Developing accessible bank notes with the Bank of England

We’re delighted to have worked closely with the Bank of England on developing new bank notes that will incorporate features to help blind and partially sighted people better identify their money.

With information gathered through focus groups, we were able to advise the Bank of England on the size of the notes, what they should feel like, and how they would work best for people with sight loss.

The new polymer notes will retain tiered sizing and include bold numerals and similar colour palettes to the current paper notes. In addition, polymer £10 and £20 notes will each include similar security features as the £5 note, and both will have a different tactile feature to help identify the denominations, and the £5 note will be distinguishable by the absence of the feature.

The new five pound notes will be introduced this September, followed by new ten pound notes in 2017.

Steve Tyler, Head of Solutions, Strategy and Planning at RNIB, said:

"These new characteristics should help people living with sight loss distinguish between denominations. The staggered introduction of the new notes will give blind and partially sighted people time to get used to the new materials being used.”

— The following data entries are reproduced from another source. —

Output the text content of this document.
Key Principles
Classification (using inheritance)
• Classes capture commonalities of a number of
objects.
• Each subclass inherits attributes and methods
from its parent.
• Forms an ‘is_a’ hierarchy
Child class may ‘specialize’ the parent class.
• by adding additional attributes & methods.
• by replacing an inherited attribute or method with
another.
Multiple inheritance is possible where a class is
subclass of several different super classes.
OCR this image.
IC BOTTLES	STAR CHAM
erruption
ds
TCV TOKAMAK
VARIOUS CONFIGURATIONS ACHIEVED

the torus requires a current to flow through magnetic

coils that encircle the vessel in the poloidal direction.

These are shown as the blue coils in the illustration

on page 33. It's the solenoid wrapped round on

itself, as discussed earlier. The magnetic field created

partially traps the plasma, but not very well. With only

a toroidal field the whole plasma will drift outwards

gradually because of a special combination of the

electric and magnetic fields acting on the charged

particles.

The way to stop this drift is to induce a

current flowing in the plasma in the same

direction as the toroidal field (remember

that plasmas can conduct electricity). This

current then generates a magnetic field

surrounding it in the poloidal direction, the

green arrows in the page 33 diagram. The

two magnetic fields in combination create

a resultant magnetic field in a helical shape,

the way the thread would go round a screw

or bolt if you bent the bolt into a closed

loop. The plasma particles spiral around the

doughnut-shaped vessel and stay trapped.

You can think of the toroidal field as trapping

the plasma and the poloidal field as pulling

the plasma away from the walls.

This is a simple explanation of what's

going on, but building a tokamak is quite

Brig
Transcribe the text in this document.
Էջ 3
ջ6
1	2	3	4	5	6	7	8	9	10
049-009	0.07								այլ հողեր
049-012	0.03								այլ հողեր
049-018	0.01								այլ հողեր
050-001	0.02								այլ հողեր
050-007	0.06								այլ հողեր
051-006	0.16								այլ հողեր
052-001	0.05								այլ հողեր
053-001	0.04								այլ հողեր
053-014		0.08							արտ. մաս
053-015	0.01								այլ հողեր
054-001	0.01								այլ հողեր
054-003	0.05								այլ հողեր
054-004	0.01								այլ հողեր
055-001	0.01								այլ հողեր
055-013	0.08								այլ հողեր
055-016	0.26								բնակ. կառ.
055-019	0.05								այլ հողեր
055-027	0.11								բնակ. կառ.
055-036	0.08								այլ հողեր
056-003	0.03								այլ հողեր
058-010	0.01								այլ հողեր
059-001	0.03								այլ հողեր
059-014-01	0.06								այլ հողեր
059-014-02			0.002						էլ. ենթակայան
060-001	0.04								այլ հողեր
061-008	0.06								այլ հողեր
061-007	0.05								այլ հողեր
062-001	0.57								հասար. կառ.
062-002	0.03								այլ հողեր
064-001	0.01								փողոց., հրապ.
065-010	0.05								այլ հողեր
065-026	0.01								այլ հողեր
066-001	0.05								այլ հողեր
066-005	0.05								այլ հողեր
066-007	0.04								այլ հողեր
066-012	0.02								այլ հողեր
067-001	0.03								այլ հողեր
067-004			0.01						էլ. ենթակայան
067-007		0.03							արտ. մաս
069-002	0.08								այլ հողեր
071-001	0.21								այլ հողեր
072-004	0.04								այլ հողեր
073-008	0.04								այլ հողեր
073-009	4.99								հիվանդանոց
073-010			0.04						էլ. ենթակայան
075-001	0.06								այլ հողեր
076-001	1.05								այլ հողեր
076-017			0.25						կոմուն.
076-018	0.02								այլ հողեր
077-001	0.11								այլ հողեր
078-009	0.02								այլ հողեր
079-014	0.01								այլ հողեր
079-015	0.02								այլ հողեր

The rigorous user testing during the development of the new notes will continue once they are released, and we’ll be continually gathering feedback from users as the notes enter circulation.

Victoria Cleland, Chief Cashier at the Bank of England, said:

“I am grateful to RNIB for their help in testing this great new innovation. Banknotes are a key part of daily life, and we want them to continue to be accessible and easy to use for everyone.  Our new polymer notes are cleaner, safer and stronger!" 

It can be a challenge handling cash if you're blind or partially sighted, as it can be difficult to tell the difference between notes and coins. We hope the creation of these new notes will make it easier and safer to exchange money.

Hopefully, this development will encourage other businesses and associations to follow suit, as they recognise the importance of making products and services accessible to all their customers.